White House budget director Peter Orszag stated in February 2009 that “health-care reform is entitlement reform.” As Mr. Orszag prepares to leave the White House this month, it’s clear the health-care-overhaul law that President Obama signed in March falls far short of what was promised. Instead of solving our entitlement crisis, it makes matters worse.
While our enormous current deficit is mostly attributable to the severe housing and financial crises and the deep recession that then ensued, the large deficits and debt projected for the coming years also reflect increased budgetary pressure from the rapid growth in federal entitlement spending.
The Congressional Budget Office last year projected that spending on the “Big Three” entitlements — Social Security, Medicare, and Medicaid — would reach 11.4 percent of GDP in 2020, or almost triple what it was in 1970. The growth in entitlement spending has been fueled by rapidly rising per capita health costs and a growing elderly population.
Entitlement-spending growth will accelerate in the coming years as the baby-boom generation enters its retirement years and health spending continues to escalate rapidly. The jump in entitlement spending over just the next two decades — 4.6 percent of GDP — is roughly equivalent to adding a program the size of Social Security to the budget.
The health plan was never aimed at addressing the problem of population aging. But the president did promise that it would begin to “bend the cost curve” of health care.
In that regard, the recent health-care debate brought to the surface a surprising consensus about what must change to get a better handle on costs: Medicare.
For many years, most Democrats believed Medicare was an innocent bystander to the problem, something like a rail car hooked onto a runaway freight train. But now many Democrats realize that Medicare is the engine pulling the health-care train down the track at an accelerating and dangerous pace.

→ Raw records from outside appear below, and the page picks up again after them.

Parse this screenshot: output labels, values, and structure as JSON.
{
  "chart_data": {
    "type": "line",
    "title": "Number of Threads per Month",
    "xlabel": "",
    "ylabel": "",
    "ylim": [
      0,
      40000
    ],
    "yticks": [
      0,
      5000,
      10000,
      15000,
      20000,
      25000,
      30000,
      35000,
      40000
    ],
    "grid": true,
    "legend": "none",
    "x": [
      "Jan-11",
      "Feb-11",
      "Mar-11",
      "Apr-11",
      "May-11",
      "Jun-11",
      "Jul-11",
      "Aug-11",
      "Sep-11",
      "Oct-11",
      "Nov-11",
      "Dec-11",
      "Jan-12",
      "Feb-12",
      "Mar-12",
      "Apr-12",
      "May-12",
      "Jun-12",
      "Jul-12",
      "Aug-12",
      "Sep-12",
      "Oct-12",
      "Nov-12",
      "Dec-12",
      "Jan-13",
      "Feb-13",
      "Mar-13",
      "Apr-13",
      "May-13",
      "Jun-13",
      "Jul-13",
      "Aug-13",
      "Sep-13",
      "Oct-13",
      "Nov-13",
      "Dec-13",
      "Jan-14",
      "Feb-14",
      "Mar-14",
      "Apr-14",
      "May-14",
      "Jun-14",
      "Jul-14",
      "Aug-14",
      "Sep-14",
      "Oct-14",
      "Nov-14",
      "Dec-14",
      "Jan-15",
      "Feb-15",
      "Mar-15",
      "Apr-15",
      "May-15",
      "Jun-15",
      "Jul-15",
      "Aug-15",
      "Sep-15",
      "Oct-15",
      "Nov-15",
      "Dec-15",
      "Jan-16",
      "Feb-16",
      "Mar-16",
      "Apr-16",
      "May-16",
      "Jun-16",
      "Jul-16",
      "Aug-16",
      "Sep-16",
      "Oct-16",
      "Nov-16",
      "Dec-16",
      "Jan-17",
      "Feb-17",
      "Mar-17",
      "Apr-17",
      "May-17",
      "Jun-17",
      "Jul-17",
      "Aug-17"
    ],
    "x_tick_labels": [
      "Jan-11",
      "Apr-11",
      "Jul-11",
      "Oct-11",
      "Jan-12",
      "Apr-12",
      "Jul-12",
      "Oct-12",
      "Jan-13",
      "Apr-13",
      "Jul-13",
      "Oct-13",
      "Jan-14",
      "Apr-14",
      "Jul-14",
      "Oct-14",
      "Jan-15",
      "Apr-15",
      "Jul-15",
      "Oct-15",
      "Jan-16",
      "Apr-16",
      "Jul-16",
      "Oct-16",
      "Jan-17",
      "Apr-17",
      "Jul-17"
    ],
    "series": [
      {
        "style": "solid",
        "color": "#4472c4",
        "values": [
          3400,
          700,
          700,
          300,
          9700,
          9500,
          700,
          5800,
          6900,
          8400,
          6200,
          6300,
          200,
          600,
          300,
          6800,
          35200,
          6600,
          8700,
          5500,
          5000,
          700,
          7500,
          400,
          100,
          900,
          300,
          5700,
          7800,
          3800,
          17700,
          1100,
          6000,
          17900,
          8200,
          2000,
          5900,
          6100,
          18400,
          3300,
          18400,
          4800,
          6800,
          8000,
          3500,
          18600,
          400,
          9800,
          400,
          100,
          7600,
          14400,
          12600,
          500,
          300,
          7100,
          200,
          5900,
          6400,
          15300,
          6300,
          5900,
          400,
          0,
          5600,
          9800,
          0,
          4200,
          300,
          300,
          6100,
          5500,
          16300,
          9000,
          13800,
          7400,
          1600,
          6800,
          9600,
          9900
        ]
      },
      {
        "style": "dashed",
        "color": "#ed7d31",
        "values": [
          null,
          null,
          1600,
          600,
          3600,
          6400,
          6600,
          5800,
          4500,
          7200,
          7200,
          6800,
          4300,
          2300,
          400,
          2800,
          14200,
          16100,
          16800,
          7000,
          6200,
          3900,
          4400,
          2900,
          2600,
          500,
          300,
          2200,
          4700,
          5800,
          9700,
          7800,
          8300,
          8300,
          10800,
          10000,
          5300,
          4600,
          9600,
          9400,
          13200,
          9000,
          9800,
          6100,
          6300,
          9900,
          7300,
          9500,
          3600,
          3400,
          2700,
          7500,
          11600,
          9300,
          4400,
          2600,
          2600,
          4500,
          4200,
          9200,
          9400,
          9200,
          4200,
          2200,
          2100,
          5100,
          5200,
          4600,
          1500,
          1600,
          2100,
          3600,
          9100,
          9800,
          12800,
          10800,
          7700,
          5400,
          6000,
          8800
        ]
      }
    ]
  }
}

American health care has many virtues, but it is highly inefficient because it is so fragmented. Physicians, hospitals, clinics, labs, and pharmacies are all financially independent of one another. They all send separate bills when they render services; what’s worse, there’s very little coordination among them when they are taking care of patients, which leads to a disastrous level of duplicative services and low-quality care.
At the heart of this dysfunction is Medicare — and, more precisely, Medicare’s dominant fee-for-service (FFS) insurance structure.